Uno dei temi più controversi, invaso da modalità comunicative che ormai investono la politica tanto quanto la giustizia o la moralità, è proprio quello della parità dei sessi: ad Oriente, come a Occidente
È facile che la rivoluzione arrivi sulle bocche di tutti e si trasformi nella moda del momento, così come è altrettanto facile trasformare in un pugno di parole chiave, di frasi ad effetto e di immagini forti, un movimento ben più complesso che dovrebbe prendere il pensiero e sopratutto il coraggio.
La rivolta viaggia nell’internet più che nell’etere, le armi da tastiera si sono evolute in forme più chic di ribellione, dove l’hashtag vince sulla battaglia, e la rivoluzione diventa semplice, tra bacheche sempre più invase e piazze sempre più vuote.
Uno dei temi più controversi, invaso da modalità comunicative che ormai investono la politica tanto quanto la giustizia o la moralità, è proprio quello della parità dei sessi.

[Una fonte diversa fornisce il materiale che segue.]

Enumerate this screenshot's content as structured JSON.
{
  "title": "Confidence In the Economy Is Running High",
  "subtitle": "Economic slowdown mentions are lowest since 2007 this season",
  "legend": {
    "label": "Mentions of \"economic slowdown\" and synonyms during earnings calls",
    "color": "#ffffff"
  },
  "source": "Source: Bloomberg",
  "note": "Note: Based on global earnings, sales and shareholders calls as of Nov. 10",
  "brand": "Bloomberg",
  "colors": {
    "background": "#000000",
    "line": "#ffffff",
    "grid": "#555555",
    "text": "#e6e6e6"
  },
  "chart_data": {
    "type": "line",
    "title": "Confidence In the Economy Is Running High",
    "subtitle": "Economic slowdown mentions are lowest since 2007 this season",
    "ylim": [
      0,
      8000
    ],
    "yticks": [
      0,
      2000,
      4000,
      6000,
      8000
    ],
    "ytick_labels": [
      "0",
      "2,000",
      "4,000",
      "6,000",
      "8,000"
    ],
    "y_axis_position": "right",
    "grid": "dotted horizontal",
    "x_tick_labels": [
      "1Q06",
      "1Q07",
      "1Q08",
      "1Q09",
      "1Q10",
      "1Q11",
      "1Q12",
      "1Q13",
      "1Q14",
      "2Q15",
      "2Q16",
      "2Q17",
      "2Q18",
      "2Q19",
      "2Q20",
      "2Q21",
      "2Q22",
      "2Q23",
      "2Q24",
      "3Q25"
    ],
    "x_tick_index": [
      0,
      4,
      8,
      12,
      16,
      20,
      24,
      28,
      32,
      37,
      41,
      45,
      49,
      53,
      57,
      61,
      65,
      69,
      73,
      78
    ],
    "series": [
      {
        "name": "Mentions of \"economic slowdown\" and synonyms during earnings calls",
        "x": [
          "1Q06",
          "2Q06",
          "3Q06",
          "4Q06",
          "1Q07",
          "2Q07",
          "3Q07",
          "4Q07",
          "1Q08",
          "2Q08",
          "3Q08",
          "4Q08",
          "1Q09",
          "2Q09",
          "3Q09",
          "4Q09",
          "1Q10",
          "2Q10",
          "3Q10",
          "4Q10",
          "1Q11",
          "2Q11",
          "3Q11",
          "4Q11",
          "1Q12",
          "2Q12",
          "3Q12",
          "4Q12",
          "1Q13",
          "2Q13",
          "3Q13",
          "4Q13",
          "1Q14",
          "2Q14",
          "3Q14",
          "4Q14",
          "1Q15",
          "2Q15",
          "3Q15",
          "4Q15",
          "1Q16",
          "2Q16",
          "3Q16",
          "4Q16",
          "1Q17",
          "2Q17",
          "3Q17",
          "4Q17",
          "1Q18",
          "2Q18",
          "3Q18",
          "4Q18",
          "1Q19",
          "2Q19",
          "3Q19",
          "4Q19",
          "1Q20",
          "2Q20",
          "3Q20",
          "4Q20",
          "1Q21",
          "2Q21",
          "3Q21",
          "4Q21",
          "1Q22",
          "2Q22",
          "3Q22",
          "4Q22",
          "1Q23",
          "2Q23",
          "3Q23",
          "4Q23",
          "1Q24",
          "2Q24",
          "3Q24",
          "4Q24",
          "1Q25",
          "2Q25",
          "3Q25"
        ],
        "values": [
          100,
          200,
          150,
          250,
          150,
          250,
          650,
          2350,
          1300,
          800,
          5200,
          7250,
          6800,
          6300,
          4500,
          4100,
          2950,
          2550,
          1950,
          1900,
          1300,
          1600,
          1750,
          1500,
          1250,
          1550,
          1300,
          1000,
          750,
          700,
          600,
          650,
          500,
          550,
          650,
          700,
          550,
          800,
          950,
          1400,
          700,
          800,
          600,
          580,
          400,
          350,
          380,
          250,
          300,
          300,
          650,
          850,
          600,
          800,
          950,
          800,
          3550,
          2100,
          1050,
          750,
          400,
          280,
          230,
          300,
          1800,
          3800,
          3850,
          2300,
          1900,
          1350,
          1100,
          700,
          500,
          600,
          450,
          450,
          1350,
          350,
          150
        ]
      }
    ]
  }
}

Per dire: l’anno scorso una slogan che partendo da Instagram ha invaso le bacheche di metà delle star hollywoodiane più politicamente impegnate era la scritta “We should be all feminists”, stampata su una t-shirt studiata da una delle più importanti e storiche case di moda francesi: costo 550 euro.
Guardando oggi le bacheche Instagram delle principali attrici americane troverete una lettera contro gli abusi nel mondo del cinema, veicolata dall’ hashtag #timesup, e una lettera contro gli abusi e le molestie, oltre che contro la mancata parità dei sessi nel mercato cinematografico. Questo dopo che per anni c’è stato un tacito assenso nel non denunciare.
Tra le tante storie che sono emerse proprio in questo periodo, la più amara di tutte è quella che ruota attorno a Kill Bill, film prodotto da Harvey Weinstein e diretto, è noto, da Quentin Tarantino. Kill Bill ha offerto all’immaginario femminile, al mondo delle giovani donne, alle millenials tanto quanto alle over, l’immagine di una donna forte, coraggiosa, vendicativa nel corpo e nello sguardo di Beatrix Kiddo: un simbolo che però mente sulla realtà delle molestie, che Uma Thurman solo oggi ha dichiarato di aver subito proprio su quel set da Winstein (lei come altre centinaia di attrici), con un Tarantino consapevole della situazione per sua stessa ammenda. L’onda di denunce che ha invaso metà del mercato cinematografico americano (e non solo), ha visto il suo culmine durante la serata dei Golden Globes, in cui attori e attrici hanno indossato abiti neri per protestare contro il sessismo del mondo hollywoodiano (“Times’up”, il tempo è finito).
Spostiamoci ad est: motivazioni simili, ma immagini differenti e sopratutto.. un’attenzione mediatica diversa. Infatti, nel rumore di fondo ci sono alcune immagini che hanno catturato silenziosamente l’attenzione dei media tra il frastuono di Natale e delle feste.
Il 28 dicembre una donna ha deciso silenziosamente di salire su un cassonetto in piazza Enghelab e di ribellarsi sventolando una bandiera bianca, tra l’indifferenza dei passanti e il fuoco delle Iran Protest. È facile fare la rivoluzione urlando slogan, non lo è togliendosi l’hijab, il velo obbligatorio per le donne iraniane, e sventolandolo silenziosamente per urlare ancora una volta la protesta delle donne arabe, ennesimo tassello, ennesimo pezzo di un quadro ampio che vede i giovani iraniani, sull’onda verde di una Primavera Araba che non si è mai veramente placata, manifestare proprio in questi giorni contro gli Ayatollah, e che sente ancora le ennesime voci di protesta femminili contro una cultura ancora troppo opprimente.
È bastato un velo strappato di testa e sventolato come una bandiera, fiera e silenziosa, a spaventare il regime: la donna è stata arrestata, diventando rapidamente un nuovo simbolo, più silenzioso, ma altrettanto coraggioso. Un gesto imperdonabilmente rivoluzionario è diventato la voce internazionale di una libertà furtiva, nascosta, oppressa, che si fa espressione nel movimento “My steathly freedom”, nato nel 2014, volto a sostenere la possibilità per le donne iraniane di scegliere se indossare o no il velo obbligatorio in un Paese bloccato ormai al 1979.